Calvin grinned wolfishly, “As you will recall, the original settlement was for $700 million. You signed off on any settlement under $100 million. We did well. The attorney’s for the plaintiffs could not underwrite another five years through the court system on their own, and if they brought in a bigger firm, their cut on the deal would have been reduced from $30 million to around $25 million even if the settlement stuck. Ergo, the best deal for the plaintiff’s attorneys was the deal we offered. Much lower and they probably would have pulled in some New York powerhouse firm with deep pockets. Calvin noted that Arthur was trying to scowl, but that one side of his lip was turning to a smile. Good, another home run for me, he thought smugly.
“Okay, time for damage control then,” Arthur’s stoic look returned. “What is that state university about 30 miles downriver? Nevermind,” he paced. “They have been looking for a new basketball arena. Contact their fund raising group and offer to donate $5 million to the school toward that event center if they’ll put my name of the building.”
Calvin interrupted, “They’ll jump at three million.”
“Calvin, if there’s one thing that I’ve learned in 35 years is to fight hard and win, but not to be cheap on redeeming your reputation. Five million is fine.”
The meeting continued at a break neck pace for another hour, then as suddenly as the meeting started it ended, and the executives vacated the board room in less than a minute leaving Arthur Salt and Roberto Trujillo alone in the room. “So what do you think of Graham?” Arthur asked as he leaned back in the chair he had not sat in throughout the two hour meeting.
“Clever,” Roberto replied leaning back across from Arthur.
“And….?” Arthur probed.
“Arrogant, narcissist, who thinks he is God’s gift to women.”
“It seems to be paying off for us,” Arthur reflected aloud, “He’s five and oh on those litigation issues I’ve sent his way. The last two he surprised even me.”
“But…?” Roberto leaned forward.
“He’s married with two children, yet he continues to act as if he’s on the prowl. I know that sooner or later we’re going to have to deal with a sexual harassment case. We have enough litigation going on for that to make me nervous, but I’ve never had much luck with loyalty from employees who can’t be loyal to their spouses,” Arthur slouched. “I get twitchy when I have key executives so overtly trying to cheat on their partners.”
“His dirt quotient is low; not much harm he can do us there. But I hate to give up on someone with his obvious talent. I’m thinking a two year assignment in Argentina.”

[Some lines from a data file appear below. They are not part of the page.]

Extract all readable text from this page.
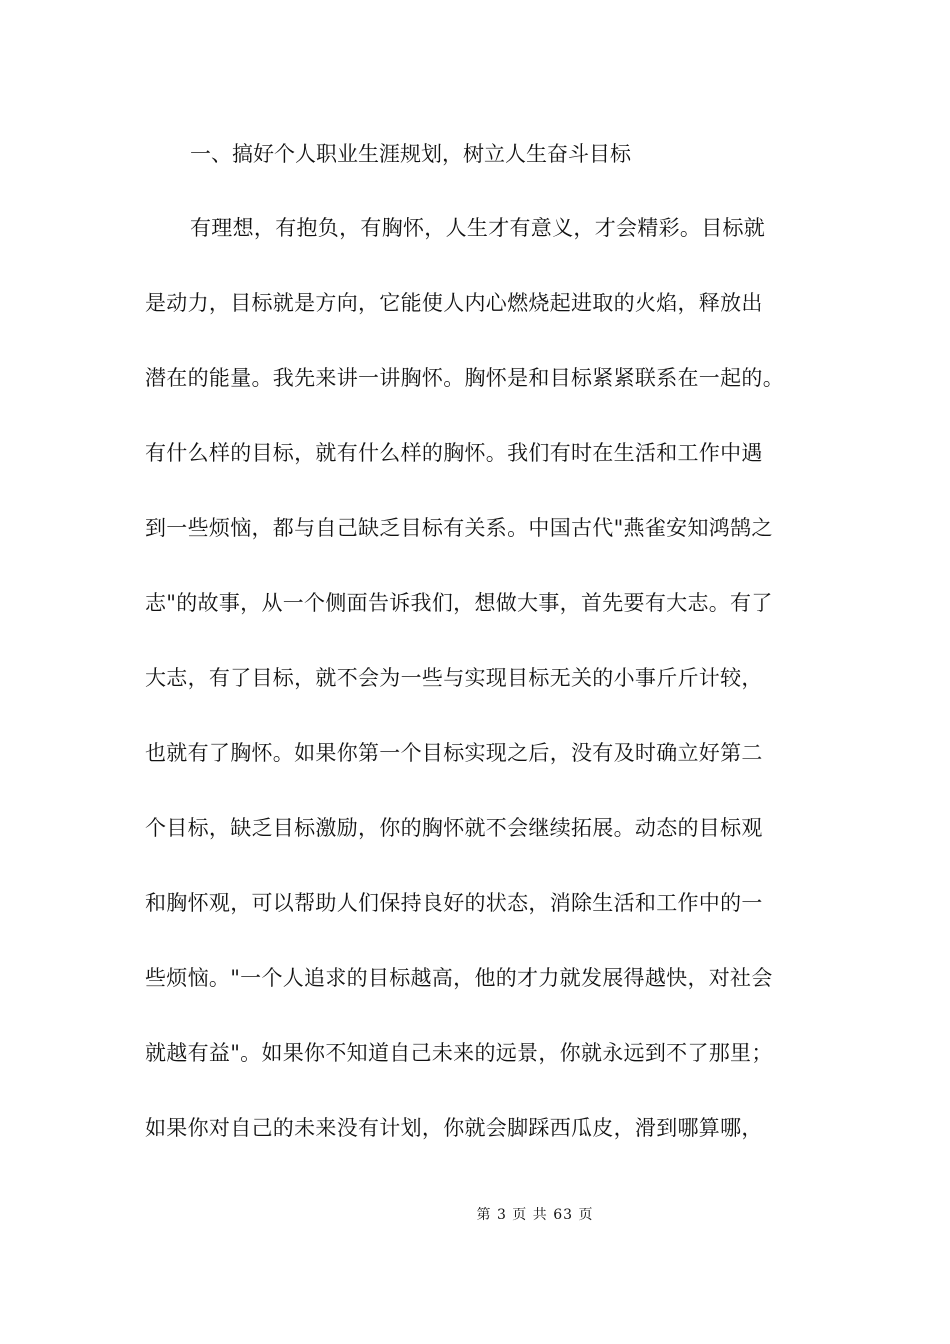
一、搞好个人职业生涯规划，树立人生奋斗目标

有理想，有抱负，有胸怀，人生才有意义，才会精彩。目标就

是动力，目标就是方向，它能使人内心燃烧起进取的火焰，释放出

潜在的能量。我先来讲一讲胸怀。胸怀是和目标紧紧联系在一起的。

有什么样的目标，就有什么样的胸怀。我们有时在生活和工作中遇

到一些烦恼，都与自己缺乏目标有关系。中国古代"燕雀安知鸿鹄之

志"的故事，从一个侧面告诉我们，想做大事，首先要有大志。有了

大志，有了目标，就不会为一些与实现目标无关的小事斤斤计较，

也就有了胸怀。如果你第一个目标实现之后，没有及时确立好第二

个目标，缺乏目标激励，你的胸怀就不会继续拓展。动态的目标观

和胸怀观，可以帮助人们保持良好的状态，消除生活和工作中的一

些烦恼。"一个人追求的目标越高，他的才力就发展得越快，对社会

就越有益"。如果你不知道自己未来的远景，你就永远到不了那里；

如果你对自己的未来没有计划，你就会脚踩西瓜皮，滑到哪算哪，

第 3 页 共 63 页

“What did Argentina do to you?” Roberto laughed.
“He is fluent in Spanish. He has credentials and experience in International Law. I also think that taking his family to Argentina for two years will either make or break the marriage. If he can clear that hurdle I’m thinking of tracking him for Chief Operating Officer in about five years.”
Roberto laughed again, “With his ego do you think he can wait five years?”
“We have other choices if he moves on.”
The conference line in the board room buzzed.
“What now? I told Janice not to bother me while I was in here,” Arthur complained as he hit the speaker phone.
“Mr. Salt, I have a call for you,” a middle-aged female voice echoed through the chamber.
“Who is it?” Arthur snapped.
“It’s your son,” Janice snapped back.
Arthur Salt rose to his feet suddenly, “I’ll take it in my office.